Pelas regras do ETS, todos os vôos partindo ou chegando à Europa, incluindo vôos promovidos pelo governo, serão incluídos no sistema. As emissões das companhias aéreas, deverão cair 3% a partir de 2012, na comparação com a média mundial verificada entre 2004 e 2006. Em 2013, a redução deve chegar a 5% na mesma comparação. As empresas ainda receberão gratuitamente cotas correspondentes a 85% de suas emissões, sendo que os 15% restantes serão leiloados aos interessados.

O compromisso obriga a UE a buscar um acordo sobre medidas globais para reduzir as emissões de gases do efeito estufa na aviação. Acordos bilaterais, por exemplo com os EUA, poderiam ser um primeiro passo, diz a Comissão Européia (CE), o braço executivo do bloco europeu.

Segundo as regras do ETS, os 27 países da UE terão liberdade para decidir onde aplicar os ganhos obtidos com leilões de cotas de emissão, desde que sejam aplicados em pesquisa e desenvolvimento, ações para mitigar as mudanças climáticas, ou em iniciativas relacionadas a isso.

As regras, porém, não serão aplicadas em alguns casos. Não serão incluídas no ETS: as operações de vôo realizadas com aviões com peso máximo na decolagem de menos de 5,7 toneladas; companhias aéreas com média de menos de 243 vôos a cada quatro meses; e aquelas que emitem menos de 10 mil toneladas de gases do efeito estufa por ano.

Segundo o Parlamento Europeu, de acordo com a CE, o impacto da inclusão da aviação no ETS pode levar a um aumento nos preços das passagens. O repasse total dos custos para os consumidores representará que em 2020 as passagens de ida e volta poderão subir entre 4,60 euros e 39,60 euros, dependendo da distância da viagem, anunciaram os parlamentares europeus.

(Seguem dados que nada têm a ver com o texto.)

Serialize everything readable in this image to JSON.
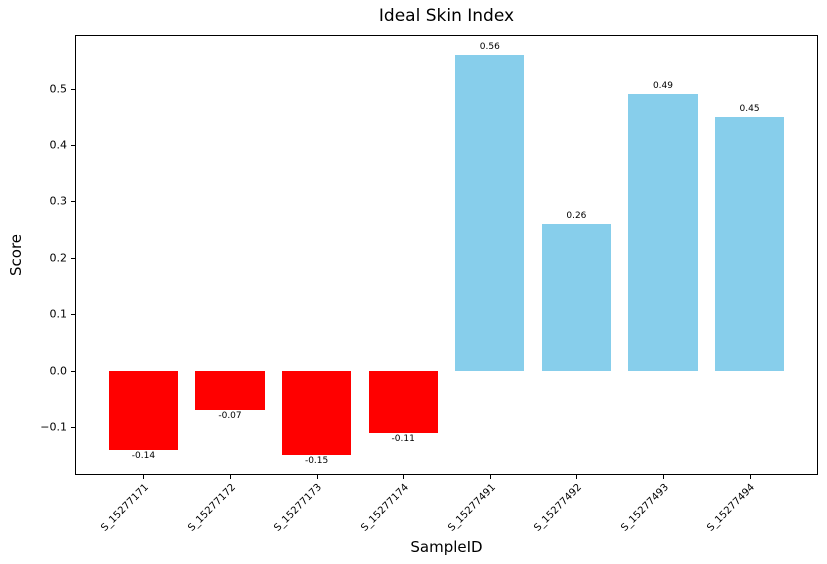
{
  "figure": {
    "background": "#ffffff"
  },
  "chart_data": {
    "type": "bar",
    "title": "Ideal Skin Index",
    "xlabel": "SampleID",
    "ylabel": "Score",
    "categories": [
      "S_15277171",
      "S_15277172",
      "S_15277173",
      "S_15277174",
      "S_15277491",
      "S_15277492",
      "S_15277493",
      "S_15277494"
    ],
    "values": [
      -0.14,
      -0.07,
      -0.15,
      -0.11,
      0.56,
      0.26,
      0.49,
      0.45
    ],
    "value_labels": [
      "-0.14",
      "-0.07",
      "-0.15",
      "-0.11",
      "0.56",
      "0.26",
      "0.49",
      "0.45"
    ],
    "colors": {
      "positive_bar": "#87CEEB",
      "negative_bar": "#FF0000",
      "spine": "#000000",
      "text": "#000000"
    },
    "y_ticks": [
      -0.1,
      0.0,
      0.1,
      0.2,
      0.3,
      0.4,
      0.5
    ],
    "y_tick_labels": [
      "−0.1",
      "0.0",
      "0.1",
      "0.2",
      "0.3",
      "0.4",
      "0.5"
    ],
    "ylim": [
      -0.185,
      0.595
    ],
    "bar_width_ratio": 0.8,
    "grid": false,
    "legend": "none"
  }
}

A Associação de Empresas Aéreas Européias foi uma entre tantos grupos da indústria que condenaram a decisão, afirmando que ela poderá ter conseqüências muito mais sérias do que pensam os legisladores. Segundo o secretário-geral da instituição, Ulrich Schulte-Strathaus, o custo potencial para a indústria da aviação européia com a inclusão no ETS é de cerca de 5,3 bilhões por ano.

A Associação Internacional do Transporte Aéreo (Iata, na sigla em inglês), por sua vez, alertou que a abordagem unilateral da UE pode levar a batalhas jurídicas internacionais. Que direito tem a Europa de impor as penas da ETS a, por exemplo, uma companhia australiana voando da Ásia para a Europa pelas emissões sobre o Oriente Médio, disse o diretor-geral e executivo-chefe da associação, Giovanni Bisignani. Segundo ele, apenas um sistema global, apoiado pela Organização da Aviação Civil Internacional (Oaci) poderia ser bem sucedido. Pelas contas da Iata, o ETS vai elevar em 3,5 bilhões de euros os custos da indústria aérea apenas no primeiro ano de operação.